We can see from this plot that the majority of the data seems to stay in a low wind speed, regardless of the latitudinal location of the cities. 

####  Southern Hemisphere - Wind Speed (mph) vs. Latitude Linear Regression

In [None]:
#check datatype of column
cities_df['Wind Speed'].dtype
cities_df['lat'].dtype

#since it is a string, change to numeric values
pd.to_numeric(cities_df['Wind Speed'])
pd.to_numeric(cities_df['lat'])

#set these to variables to make it easier 
wind = pd.to_numeric(cities_df['Wind Speed']) 
lat = pd.to_numeric(cities_df['lat'])

#set this to a df
new = pd.DataFrame({"Wind Speed": wind,
             'latitude': lat})

#gather all of the latitudues above 0 to get the northern hemisphere
south = new[new['latitude'] < 0]

south['Wind Speed'].dtype

plt.scatter(south['latitude'], south['Wind Speed'], marker='o', facecolors='blue', edgecolors='black')
plt.xlabel('Latitude')
plt.ylabel('Wind Speed (mph)')
plt.title('Southern Hemisphere - Wind Speed (mph) vs. Latitude Linear Regression')

#create linear regression

#run regression and store each value of returned values
(slope, intercept, rvalue, pvalue, stderr) = linregress(south['latitude'], south['Wind Speed'])
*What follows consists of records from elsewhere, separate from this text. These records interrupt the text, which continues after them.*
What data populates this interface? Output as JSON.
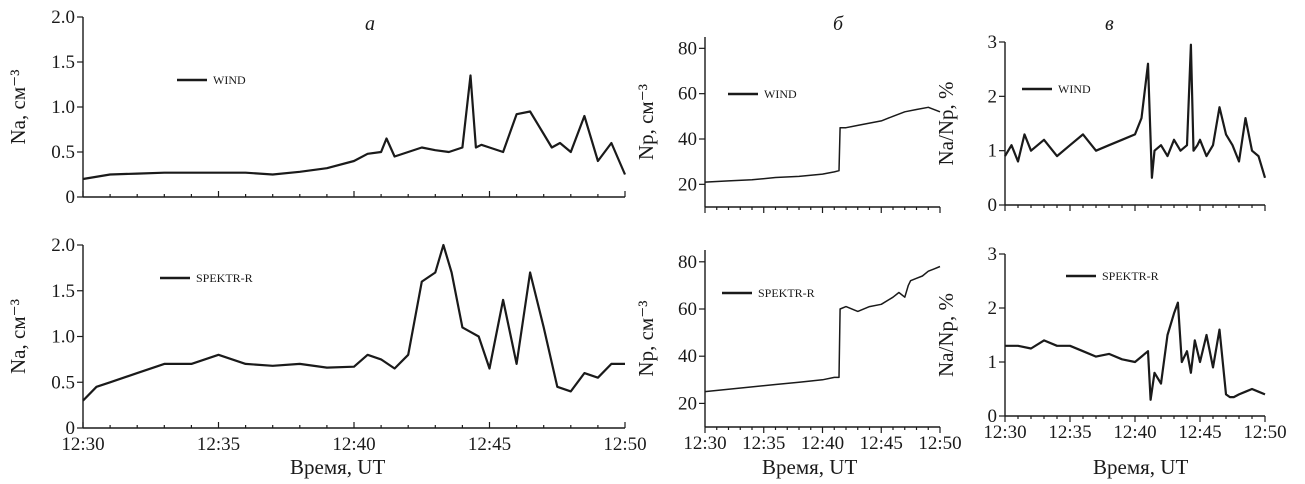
{
  "panel_letters": [
    "а",
    "б",
    "в"
  ],
  "xlabel": "Время, UT",
  "chart_data": [
    {
      "type": "line",
      "ylabel": "Na, см⁻³",
      "legend": "WIND",
      "xlim": [
        "12:30",
        "12:50"
      ],
      "ylim": [
        0,
        2.0
      ],
      "x_ticks": [
        "12:30",
        "12:35",
        "12:40",
        "12:45",
        "12:50"
      ],
      "y_ticks": [
        "0",
        "0.5",
        "1.0",
        "1.5",
        "2.0"
      ],
      "y_tick_values": [
        0,
        0.5,
        1.0,
        1.5,
        2.0
      ],
      "x_tick_labels_shown": false,
      "series": [
        {
          "x": [
            0,
            1,
            2,
            3,
            4,
            5,
            6,
            7,
            8,
            9,
            10,
            10.5,
            11,
            11.2,
            11.5,
            12,
            12.5,
            13,
            13.5,
            14,
            14.3,
            14.5,
            14.7,
            15,
            15.5,
            16,
            16.5,
            17,
            17.3,
            17.6,
            18,
            18.5,
            19,
            19.5,
            20
          ],
          "values": [
            0.2,
            0.25,
            0.26,
            0.27,
            0.27,
            0.27,
            0.27,
            0.25,
            0.28,
            0.32,
            0.4,
            0.48,
            0.5,
            0.65,
            0.45,
            0.5,
            0.55,
            0.52,
            0.5,
            0.55,
            1.35,
            0.55,
            0.58,
            0.55,
            0.5,
            0.92,
            0.95,
            0.7,
            0.55,
            0.6,
            0.5,
            0.9,
            0.4,
            0.6,
            0.25
          ]
        }
      ]
    },
    {
      "type": "line",
      "ylabel": "Np, см⁻³",
      "legend": "WIND",
      "xlim": [
        "12:30",
        "12:50"
      ],
      "ylim": [
        10,
        85
      ],
      "x_ticks": [
        "12:30",
        "12:35",
        "12:40",
        "12:45",
        "12:50"
      ],
      "y_ticks": [
        "20",
        "40",
        "60",
        "80"
      ],
      "y_tick_values": [
        20,
        40,
        60,
        80
      ],
      "x_tick_labels_shown": false,
      "series": [
        {
          "x": [
            0,
            2,
            4,
            6,
            8,
            10,
            11,
            11.4,
            11.5,
            12,
            13,
            14,
            15,
            16,
            17,
            18,
            19,
            20
          ],
          "values": [
            21,
            21.5,
            22,
            23,
            23.5,
            24.5,
            25.5,
            26,
            45,
            45,
            46,
            47,
            48,
            50,
            52,
            53,
            54,
            52
          ]
        }
      ]
    },
    {
      "type": "line",
      "ylabel": "Na/Np, %",
      "legend": "WIND",
      "xlim": [
        "12:30",
        "12:50"
      ],
      "ylim": [
        0,
        3
      ],
      "x_ticks": [
        "12:30",
        "12:35",
        "12:40",
        "12:45",
        "12:50"
      ],
      "y_ticks": [
        "0",
        "1",
        "2",
        "3"
      ],
      "y_tick_values": [
        0,
        1,
        2,
        3
      ],
      "x_tick_labels_shown": false,
      "series": [
        {
          "x": [
            0,
            0.5,
            1,
            1.5,
            2,
            3,
            4,
            5,
            6,
            7,
            8,
            9,
            10,
            10.5,
            11,
            11.3,
            11.5,
            12,
            12.5,
            13,
            13.5,
            14,
            14.3,
            14.5,
            14.8,
            15,
            15.5,
            16,
            16.5,
            17,
            17.5,
            18,
            18.5,
            19,
            19.5,
            20
          ],
          "values": [
            0.9,
            1.1,
            0.8,
            1.3,
            1.0,
            1.2,
            0.9,
            1.1,
            1.3,
            1.0,
            1.1,
            1.2,
            1.3,
            1.6,
            2.6,
            0.5,
            1.0,
            1.1,
            0.9,
            1.2,
            1.0,
            1.1,
            2.95,
            1.0,
            1.1,
            1.2,
            0.9,
            1.1,
            1.8,
            1.3,
            1.1,
            0.8,
            1.6,
            1.0,
            0.9,
            0.5
          ]
        }
      ]
    },
    {
      "type": "line",
      "ylabel": "Na, см⁻³",
      "legend": "SPEKTR-R",
      "xlim": [
        "12:30",
        "12:50"
      ],
      "ylim": [
        0,
        2.0
      ],
      "x_ticks": [
        "12:30",
        "12:35",
        "12:40",
        "12:45",
        "12:50"
      ],
      "y_ticks": [
        "0",
        "0.5",
        "1.0",
        "1.5",
        "2.0"
      ],
      "y_tick_values": [
        0,
        0.5,
        1.0,
        1.5,
        2.0
      ],
      "x_tick_labels_shown": true,
      "series": [
        {
          "x": [
            0,
            0.5,
            1,
            2,
            3,
            4,
            5,
            6,
            7,
            8,
            9,
            10,
            10.5,
            11,
            11.5,
            12,
            12.5,
            13,
            13.3,
            13.6,
            14,
            14.3,
            14.6,
            15,
            15.5,
            16,
            16.5,
            17,
            17.5,
            18,
            18.5,
            19,
            19.5,
            20
          ],
          "values": [
            0.3,
            0.45,
            0.5,
            0.6,
            0.7,
            0.7,
            0.8,
            0.7,
            0.68,
            0.7,
            0.66,
            0.67,
            0.8,
            0.75,
            0.65,
            0.8,
            1.6,
            1.7,
            2.0,
            1.7,
            1.1,
            1.05,
            1.0,
            0.65,
            1.4,
            0.7,
            1.7,
            1.1,
            0.45,
            0.4,
            0.6,
            0.55,
            0.7,
            0.7
          ]
        }
      ]
    },
    {
      "type": "line",
      "ylabel": "Np, см⁻³",
      "legend": "SPEKTR-R",
      "xlim": [
        "12:30",
        "12:50"
      ],
      "ylim": [
        10,
        85
      ],
      "x_ticks": [
        "12:30",
        "12:35",
        "12:40",
        "12:45",
        "12:50"
      ],
      "y_ticks": [
        "20",
        "40",
        "60",
        "80"
      ],
      "y_tick_values": [
        20,
        40,
        60,
        80
      ],
      "x_tick_labels_shown": true,
      "series": [
        {
          "x": [
            0,
            2,
            4,
            6,
            8,
            10,
            11,
            11.4,
            11.5,
            12,
            13,
            14,
            15,
            16,
            16.5,
            17,
            17.3,
            17.5,
            18,
            18.5,
            19,
            19.5,
            20
          ],
          "values": [
            25,
            26,
            27,
            28,
            29,
            30,
            31,
            31,
            60,
            61,
            59,
            61,
            62,
            65,
            67,
            65,
            70,
            72,
            73,
            74,
            76,
            77,
            78
          ]
        }
      ]
    },
    {
      "type": "line",
      "ylabel": "Na/Np, %",
      "legend": "SPEKTR-R",
      "xlim": [
        "12:30",
        "12:50"
      ],
      "ylim": [
        0,
        3
      ],
      "x_ticks": [
        "12:30",
        "12:35",
        "12:40",
        "12:45",
        "12:50"
      ],
      "y_ticks": [
        "0",
        "1",
        "2",
        "3"
      ],
      "y_tick_values": [
        0,
        1,
        2,
        3
      ],
      "x_tick_labels_shown": true,
      "series": [
        {
          "x": [
            0,
            1,
            2,
            3,
            4,
            5,
            6,
            7,
            8,
            9,
            10,
            10.5,
            11,
            11.2,
            11.5,
            12,
            12.5,
            13,
            13.3,
            13.6,
            14,
            14.3,
            14.6,
            15,
            15.5,
            16,
            16.5,
            17,
            17.3,
            17.6,
            18,
            18.5,
            19,
            19.5,
            20
          ],
          "values": [
            1.3,
            1.3,
            1.25,
            1.4,
            1.3,
            1.3,
            1.2,
            1.1,
            1.15,
            1.05,
            1.0,
            1.1,
            1.2,
            0.3,
            0.8,
            0.6,
            1.5,
            1.9,
            2.1,
            1.0,
            1.2,
            0.8,
            1.4,
            1.0,
            1.5,
            0.9,
            1.6,
            0.4,
            0.35,
            0.35,
            0.4,
            0.45,
            0.5,
            0.45,
            0.4
          ]
        }
      ]
    }
  ]
}
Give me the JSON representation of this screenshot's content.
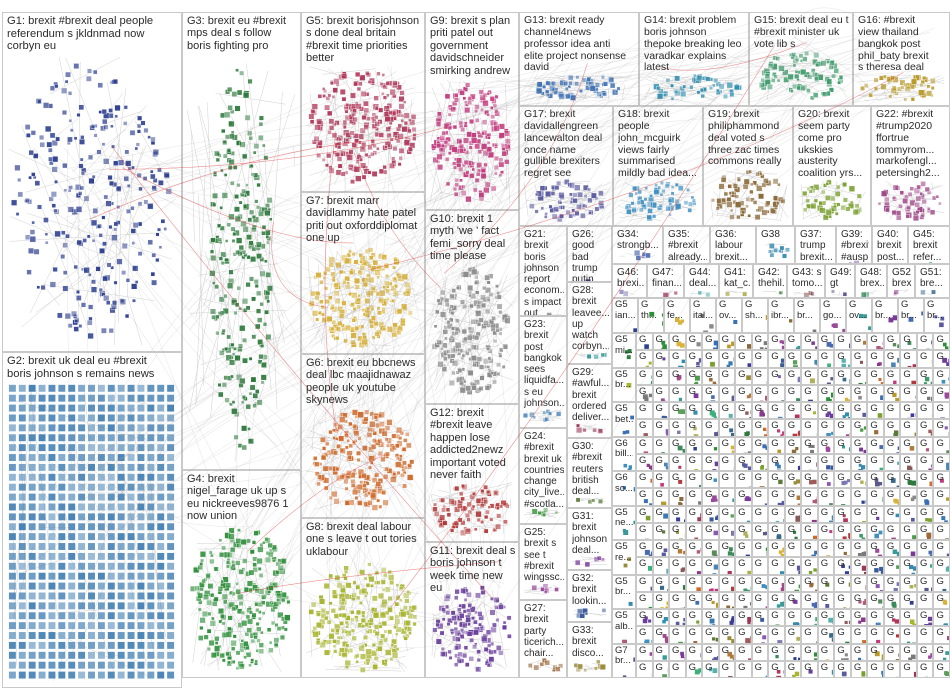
{
  "colors": {
    "border": "#c9c9c9",
    "edge": "#9a9a9a",
    "highlight": "#d33"
  },
  "groups": [
    {
      "id": "G1",
      "label": "G1: brexit #brexit deal people\nreferendum s jkldnmad now\ncorbyn eu",
      "color": "#2d3f8f"
    },
    {
      "id": "G2",
      "label": "G2: brexit uk deal eu #brexit\nboris johnson s remains news",
      "color": "#4a84b6"
    },
    {
      "id": "G3",
      "label": "G3: brexit eu #brexit\nmps deal s follow\nboris fighting pro",
      "color": "#2e7a3d"
    },
    {
      "id": "G4",
      "label": "G4: brexit\nnigel_farage uk up s\neu nickreeves9876 1\nnow union",
      "color": "#2e8f3a"
    },
    {
      "id": "G5",
      "label": "G5: brexit borisjohnson\ns done deal britain\n#brexit time priorities\nbetter",
      "color": "#b0375a"
    },
    {
      "id": "G6",
      "label": "G6: brexit eu bbcnews\ndeal lbc maajidnawaz\npeople uk youtube\nskynews",
      "color": "#d06a2a"
    },
    {
      "id": "G7",
      "label": "G7: brexit marr\ndavidlammy hate patel\npriti out oxforddiplomat\none up",
      "color": "#d9b23a"
    },
    {
      "id": "G8",
      "label": "G8: brexit deal labour\none s leave t out tories\nuklabour",
      "color": "#a8b530"
    },
    {
      "id": "G9",
      "label": "G9: brexit s plan\npriti patel out\ngovernment\ndavidschneider\nsmirking andrew",
      "color": "#c2397d"
    },
    {
      "id": "G10",
      "label": "G10: brexit 1\nmyth 'we ' fact\nfemi_sorry deal\ntime please",
      "color": "#8a8a8a"
    },
    {
      "id": "G11",
      "label": "G11: brexit deal s\nboris johnson t\nweek time new eu",
      "color": "#6a3f9c"
    },
    {
      "id": "G12",
      "label": "G12: brexit\n#brexit leave\nhappen lose\naddicted2newz\nimportant voted\nnever faith",
      "color": "#b33a3a"
    },
    {
      "id": "G13",
      "label": "G13: brexit ready\nchannel4news\nprofessor idea anti\nelite project nonsense\ndavid",
      "color": "#3a6fb3"
    },
    {
      "id": "G14",
      "label": "G14: brexit problem\nboris johnson\nthepoke breaking leo\nvaradkar explains\nlatest",
      "color": "#2f8fb0"
    },
    {
      "id": "G15",
      "label": "G15: brexit deal eu t\n#brexit minister uk\nvote lib s",
      "color": "#3d9a6a"
    },
    {
      "id": "G16",
      "label": "G16: #brexit\nview thailand\nbangkok post\nphil_baty brexit\ns theresa deal",
      "color": "#b89a2a"
    },
    {
      "id": "G17",
      "label": "G17: brexit\ndavidallengreen\nlancewalton deal\nonce name\ngullible brexiters\nregret see",
      "color": "#5a5aa0"
    },
    {
      "id": "G18",
      "label": "G18: brexit\npeople\njohn_mcguirk\nviews fairly\nsummarised\nmildly bad idea...",
      "color": "#3f8fbf"
    },
    {
      "id": "G19",
      "label": "G19: brexit\nphiliphammond\ndeal voted s\nthree zac times\ncommons really",
      "color": "#8a6a3a"
    },
    {
      "id": "G20",
      "label": "G20: brexit\nseem party\ncome pro\nukskies\nausterity\ncoalition yrs...",
      "color": "#7aa030"
    },
    {
      "id": "G22",
      "label": "G22: #brexit\n#trump2020\nffortrue\ntommyrom...\nmarkofengl...\npetersingh2...",
      "color": "#a04a8a"
    },
    {
      "id": "G21",
      "label": "G21:\nbrexit\nboris\njohnson\nreport\neconom...\ns impact\nout",
      "color": "#7a7a7a"
    },
    {
      "id": "G23",
      "label": "G23:\nbrexit\npost\nbangkok\nsees\nliquidfa...\ns eu\njohnson...",
      "color": "#3a7ab3"
    },
    {
      "id": "G24",
      "label": "G24:\n#brexit\nbrexit uk\ncountries\nchange\ncity_live...\n#scotla...",
      "color": "#4a9a4a"
    },
    {
      "id": "G25",
      "label": "G25:\nbrexit s\nsee t\n#brexit\nwingssc...",
      "color": "#9a4a9a"
    },
    {
      "id": "G26",
      "label": "G26:\ngood\nbad\ntrump\nputin\ndonald...",
      "color": "#3a3a9a"
    },
    {
      "id": "G27",
      "label": "G27:\nbrexit\nparty\nticerich...\nchair...",
      "color": "#9a6a3a"
    },
    {
      "id": "G28",
      "label": "G28:\nbrexit\nleavee...\nup\nwatch\ncorbyn...",
      "color": "#3a9a9a"
    },
    {
      "id": "G29",
      "label": "G29:\n#awful...\nbrexit\nordered\ndeliver...",
      "color": "#9a3a5a"
    },
    {
      "id": "G30",
      "label": "G30:\n#brexit\nreuters\nbritish\ndeal...",
      "color": "#5a7a3a"
    },
    {
      "id": "G31",
      "label": "G31:\nbrexit\njohnson\ndeal...",
      "color": "#7a3a9a"
    },
    {
      "id": "G32",
      "label": "G32:\nbrexit\nlookin...",
      "color": "#3a5a9a"
    },
    {
      "id": "G33",
      "label": "G33:\nbrexit\ndisco...",
      "color": "#9a8a3a"
    },
    {
      "id": "G34",
      "label": "G34:\nstrongb...",
      "color": "#4a6ab0"
    },
    {
      "id": "G35",
      "label": "G35:\n#brexit\nalready...",
      "color": "#5aa05a"
    },
    {
      "id": "G36",
      "label": "G36:\nlabour\nbrexit...",
      "color": "#a05a5a"
    },
    {
      "id": "G37",
      "label": "G37:\ntrump\nbrexit...",
      "color": "#5a5aa0"
    },
    {
      "id": "G38",
      "label": "G38",
      "color": "#3a8ab0"
    },
    {
      "id": "G39",
      "label": "G39:\n#brexit\n#ausp...",
      "color": "#8a5ab0"
    },
    {
      "id": "G40",
      "label": "G40:\nbrexit\npost...",
      "color": "#b07a3a"
    },
    {
      "id": "G45",
      "label": "G45:\nbrexit\nrefer...",
      "color": "#3ab07a"
    },
    {
      "id": "G46",
      "label": "G46:\nbrexi...",
      "color": "#7a7ab0"
    },
    {
      "id": "G47",
      "label": "G47:\nfinan...",
      "color": "#b05a7a"
    },
    {
      "id": "G44",
      "label": "G44:\ndeal...",
      "color": "#5ab0b0"
    },
    {
      "id": "G41",
      "label": "G41:\nkat_c...",
      "color": "#b0b05a"
    },
    {
      "id": "G42",
      "label": "G42:\nthehil...",
      "color": "#5a8a5a"
    },
    {
      "id": "G43",
      "label": "G43: s\ntomo...",
      "color": "#8a5a5a"
    },
    {
      "id": "G49",
      "label": "G49:\ngt",
      "color": "#5a5a8a"
    },
    {
      "id": "G48",
      "label": "G48:\nbrex...",
      "color": "#3a8a5a"
    },
    {
      "id": "G52",
      "label": "G52\nbrex...",
      "color": "#8a3a8a"
    },
    {
      "id": "G51",
      "label": "G51:\nbre...",
      "color": "#3a6a8a"
    }
  ],
  "small_groups": {
    "row1": [
      "G5\nian...",
      "G\nth...",
      "G\nfe...",
      "G\nital...",
      "G\nov...",
      "G\nsh...",
      "G\nibr...",
      "G\nbr...",
      "G\ngo...",
      "G\nov...",
      "G\nbr...",
      "G\nbr...",
      "G\nbr..."
    ],
    "left_col": [
      "G5\nmi...",
      "G5\nbr...",
      "G5\nbet...",
      "G6\nbill...",
      "G6\nso...",
      "G5\nne...",
      "G5\nre...",
      "G5\nbr...",
      "G5\nalb...",
      "G7\nbr..."
    ],
    "cell_label": "G"
  }
}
#calculate predictions for each latitude
regress_values = south['latitude'] * slope + intercept

#create linear equation 
line_eq = "y = " + str(round(slope,2)) + "x + " + str(round(intercept,2))

#plot regression 
plt.plot(south['latitude'], regress_values, 'red')

#add equation to plot 
plt.annotate(line_eq, (-50, 28), fontsize=15, color="red")

#calculate r value
print(f"The r-value is: {rvalue**2}")

plt.savefig('SHWindSpeedvsLatitude')

In this plot, we can see there seems to be more data that is not clustered around the linear regression line and around each other. Similar to the Northern Hemisphere, there does not seem to have a direct relationship between wind speed and latitudinal location moving closer to the equator, but the r value is more than twice the value of the r-value belonging to the N. Hemisphere. This may suggest that there is more of a relationship of windspeed moving closer to the equator, than moving away from the equator.